Professor Christian Hedrich MD, PhD

Examining autoinflammatory mechanisms in CNO, my group identified pro-inflammatory phenotypes of monocytes as central players in disease pathophysiology. We’ve focused on dysregulated cytokine responses of monocytes promoting bone inflammation through inflammasome activation. Our findings explain beneficial effects of current treatment options in CNO.

Psoriasis is a mixed-pattern disorder combining features from autoinflammatory and autoimmune disorders. My research group is interested in the contribution and phenotypes of TCR+CD3+CD4-CD8- (so-called double negative, DN) T cells in health and disease. Applying state-of-the-art technology, we identified effector DN T cells as major contributors to pro-inflammatory cytokine expression in the skin of patients with psoriasis. After the definition of T cell phenotypes within the DN T cell compartment, we are aiming to i) define signature cytokine expression patterns in effector DN T cells in health and disease, and ii) determine molecular mechanisms orchestrating DN T cell lineage determination.

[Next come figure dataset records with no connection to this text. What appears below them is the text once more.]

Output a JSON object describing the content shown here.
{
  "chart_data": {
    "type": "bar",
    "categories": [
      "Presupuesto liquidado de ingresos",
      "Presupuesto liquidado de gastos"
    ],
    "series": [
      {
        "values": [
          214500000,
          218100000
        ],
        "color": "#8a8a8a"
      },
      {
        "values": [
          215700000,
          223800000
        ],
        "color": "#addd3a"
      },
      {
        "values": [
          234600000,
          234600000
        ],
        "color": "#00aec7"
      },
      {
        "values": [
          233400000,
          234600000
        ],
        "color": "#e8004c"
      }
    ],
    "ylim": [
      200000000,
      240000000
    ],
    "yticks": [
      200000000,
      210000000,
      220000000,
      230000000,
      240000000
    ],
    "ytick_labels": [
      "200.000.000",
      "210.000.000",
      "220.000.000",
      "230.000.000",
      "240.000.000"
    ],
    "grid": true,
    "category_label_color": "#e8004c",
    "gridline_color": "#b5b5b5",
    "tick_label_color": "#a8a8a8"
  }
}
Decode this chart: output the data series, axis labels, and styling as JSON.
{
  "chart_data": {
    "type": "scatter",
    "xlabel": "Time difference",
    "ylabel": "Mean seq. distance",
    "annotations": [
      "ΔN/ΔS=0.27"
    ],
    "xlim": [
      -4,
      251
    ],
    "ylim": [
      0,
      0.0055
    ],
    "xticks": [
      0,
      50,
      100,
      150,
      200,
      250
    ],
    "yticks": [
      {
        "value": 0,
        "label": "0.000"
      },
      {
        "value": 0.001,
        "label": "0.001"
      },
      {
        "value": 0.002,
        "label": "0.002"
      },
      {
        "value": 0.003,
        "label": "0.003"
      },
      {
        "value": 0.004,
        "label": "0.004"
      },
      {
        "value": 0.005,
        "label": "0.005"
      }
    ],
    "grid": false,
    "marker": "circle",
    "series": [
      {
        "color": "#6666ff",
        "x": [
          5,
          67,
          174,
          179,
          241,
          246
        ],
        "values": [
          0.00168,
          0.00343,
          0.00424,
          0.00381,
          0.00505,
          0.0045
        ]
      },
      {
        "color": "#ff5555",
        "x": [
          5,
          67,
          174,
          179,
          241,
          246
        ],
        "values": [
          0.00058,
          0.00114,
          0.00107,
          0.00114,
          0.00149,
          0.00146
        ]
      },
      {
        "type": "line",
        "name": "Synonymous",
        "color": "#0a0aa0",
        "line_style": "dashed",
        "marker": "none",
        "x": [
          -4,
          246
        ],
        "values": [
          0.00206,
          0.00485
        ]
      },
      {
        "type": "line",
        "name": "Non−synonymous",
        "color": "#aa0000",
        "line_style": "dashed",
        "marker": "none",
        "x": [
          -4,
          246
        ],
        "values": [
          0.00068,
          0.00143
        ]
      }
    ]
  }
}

SLE is a largely T cell-mediated autoimmune disorder that can affect most organs of the human body. In my laboratory, we are investigating transcription factor networks contributing to epigenetic alterations and effector T cell phenotype generation in SLE. We hope that our work will contribute to novel therapeutic options targeting pathological effector T cell responses in SLE and other autoimmune disorders.